Leader of the Pack was also the beginning of the end for the Shangri-Las. Their next single, Give Him a Great Big Kiss, only reached No 18 in the US, in 1965 (though it was later covered by the New York Dolls), while Maybe barely registered at No 91. Another tear-jerking song, I Can Never Go Home Anymore, with its impassioned screams and lavish production, helped the Shangri-Las return briefly to the Top 10, but turned out to be their final hit.

The Shangri-Las (l-r), Mary Ann Ganser, Mary Weiss and Marge Ganser
The Shangri-Las (l-r), Mary Ann Ganser, Mary Weiss and Marge Ganser - Gilles Petard/Redferns

There was a – perhaps inevitable – downside to the fame, however. The group was on tour once when Mary Weiss spotted a hand coming through a glass panel in her hotel room door. “We were in a state where it was legal to buy a gun,” she told the Telegraph magazine. “So I walked into a store, showed my ID and bought a Derringer. I was 16 years old.”

Mary Weiss was born in the rough Cambria Heights area of Queens on December 28 1948, the youngest of three children. Their father, who worked for the telephone company, died when she was six weeks old and Mary, Betty and their brother George were raised by their mother, Elizabeth.

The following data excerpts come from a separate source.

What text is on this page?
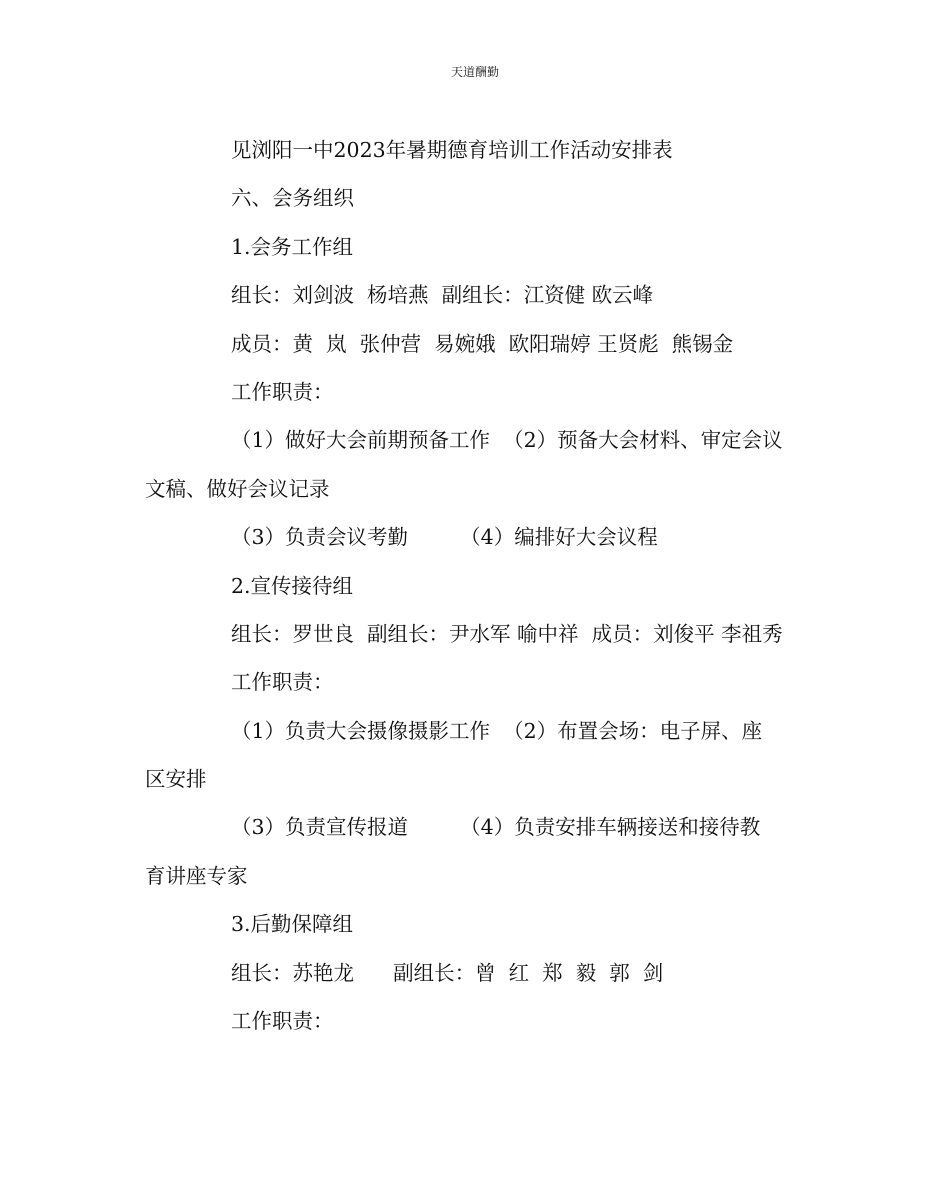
天道酬勤
见浏阳一中2023年暑期德育培训工作活动安排表
六、会务组织
1.会务工作组
组长：刘剑波  杨培燕  副组长：江资健 欧云峰
成员：黄  岚  张仲营  易婉娥  欧阳瑞婷 王贤彪  熊锡金
工作职责：
（1）做好大会前期预备工作  （2）预备大会材料、审定会议
文稿、做好会议记录
（3）负责会议考勤        （4）编排好大会议程
2.宣传接待组
组长：罗世良  副组长：尹水军 喻中祥  成员：刘俊平 李祖秀
工作职责：
（1）负责大会摄像摄影工作  （2）布置会场：电子屏、座
区安排
（3）负责宣传报道        （4）负责安排车辆接送和接待教
育讲座专家
3.后勤保障组
组长：苏艳龙      副组长：曾  红  郑  毅  郭  剑
工作职责：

She was educated at Andrew Jackson High School and at the age of 15 was, with 17-year-old Betty and the 16-year-old Ganser twins, signed to Red Bird Records. Those contracts, undertaken by their mothers without advice, left the girls with a legal mess that rumbled on for decades.

“I could probably have survived it, but the litigation was thicker than the music, so why go there?” she said. “I always loved music and it somehow got destroyed along the way.”

The Shangri-Las parted company in 1968 and Mary Weiss took off for the hippie life in San Francisco, which largely involved roller skating around Golden Gate Park. She returned to New York and by the 1990s was fitting out apartment blocks, though her biggest project was destroyed in the 9/11 attacks when a hijacked aircraft’s landing gear came through the roof

The band reformed briefly in 1989, though as a trio because Marge Ganser had died in 1971. Thereafter Mary Weiss was on her own, because Mary Ann Ganser died in 1994 and her sister Betty refused to return. In 2005 she released a solo album, Dangerous Game (2007), a pop-punk sound that occasionally echoed the sound of her heyday, though with her voice now much deeper.

This return to the public eye provided opportunities to reminisce, and Mary Weiss recalled a food fight during a party at Dusty Springfield’s home in London in 1965. “She really liked to throw stuff. I was hiding under a desk and everyone else was throwing food at each other,” she said. “Dusty taught me how to throw crockery, too.”

Mary Weiss’s first two marriages were dissolved and she is survived by her third husband, Ed Ryan.